Abstract

From 1963 to present day, Hayao Miyazaki has recounted the Heroine’s Journey of strong girls and young women through his animated films, television series and manga. Theatrically released in 2001 his hand drawn masterpiece Sen to Chihiro no Kamikakushi (Sen and Chihiro’s Spiriting Away) became the highest grossing film in Japanese history. It was dubbed into English and released by Disney in 2002, and went on to win the Academy Award for what is still the only foreign film to have ever won the Best Animated Feature category. Many critics have ranked it as the best animated film ever made. It’s a coming of age fantasy written and directed by Miyazaki and animated by his Studio Ghibli. It’s the Heroine’s Journey of 10-year-old Chihiro Ogina who is on her way to moving to a new home when she’s sidetracked into the Shinto spirit world of folklore. Her parents are transformed into pigs by the witch Yubaba, and Chihiro must find a way, as she works in Yubaba’s bathhouse to free her parents and escape back to the human world.

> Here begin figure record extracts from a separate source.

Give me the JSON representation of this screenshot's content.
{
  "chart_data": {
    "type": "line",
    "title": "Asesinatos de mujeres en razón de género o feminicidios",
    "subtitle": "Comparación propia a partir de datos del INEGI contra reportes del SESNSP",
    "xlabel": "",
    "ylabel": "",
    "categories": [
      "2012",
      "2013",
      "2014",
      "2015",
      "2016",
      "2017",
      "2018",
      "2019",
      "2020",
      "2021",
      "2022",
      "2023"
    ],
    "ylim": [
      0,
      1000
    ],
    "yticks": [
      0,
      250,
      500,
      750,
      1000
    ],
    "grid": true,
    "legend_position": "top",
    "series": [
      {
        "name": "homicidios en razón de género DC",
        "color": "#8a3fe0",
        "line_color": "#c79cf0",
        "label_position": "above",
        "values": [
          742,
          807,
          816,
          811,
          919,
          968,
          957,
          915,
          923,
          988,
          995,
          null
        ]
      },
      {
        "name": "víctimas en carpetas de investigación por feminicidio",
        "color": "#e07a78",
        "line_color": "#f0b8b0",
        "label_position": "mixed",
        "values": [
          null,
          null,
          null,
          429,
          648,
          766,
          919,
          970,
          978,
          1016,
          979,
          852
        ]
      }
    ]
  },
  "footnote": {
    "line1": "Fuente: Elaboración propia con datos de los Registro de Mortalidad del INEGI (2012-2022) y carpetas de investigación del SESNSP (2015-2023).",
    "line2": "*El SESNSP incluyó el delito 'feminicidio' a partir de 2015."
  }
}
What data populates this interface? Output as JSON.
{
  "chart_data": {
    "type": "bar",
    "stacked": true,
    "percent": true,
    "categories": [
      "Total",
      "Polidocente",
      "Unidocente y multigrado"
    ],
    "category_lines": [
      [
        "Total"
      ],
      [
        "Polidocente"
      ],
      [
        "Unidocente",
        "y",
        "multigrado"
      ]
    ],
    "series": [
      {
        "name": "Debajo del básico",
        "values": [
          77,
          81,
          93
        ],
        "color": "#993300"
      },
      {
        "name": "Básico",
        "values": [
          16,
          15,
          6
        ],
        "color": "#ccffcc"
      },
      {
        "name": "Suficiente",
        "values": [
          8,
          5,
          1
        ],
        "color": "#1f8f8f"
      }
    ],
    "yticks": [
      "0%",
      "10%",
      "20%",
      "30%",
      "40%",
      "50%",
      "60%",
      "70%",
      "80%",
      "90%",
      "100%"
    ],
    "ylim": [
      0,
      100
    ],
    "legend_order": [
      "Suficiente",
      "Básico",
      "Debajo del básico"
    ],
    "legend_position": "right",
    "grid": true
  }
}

 This essay examines and analyzes how Spirited Away follows the 10-stage model that Maureen Murdock describes in her book Heroine’s Journey: Woman’s Quest for Wholeness. Murdock was a student of Campbell’s and came to believe through her work with women in therapy that his model of the Hero’s Journey didn’t acknowledge the psychological-spiritual aspects of a women’s journey. It argues that Miyazaki and his male dominated studio didn’t follow the Joseph Campbell model of The Hero’s Journey by simply telling a Shero’s journey or one that replaces the male protagonist with a female one, but that he celebrates the psycho-spiritual journey of Chihiro that Murdock outlines.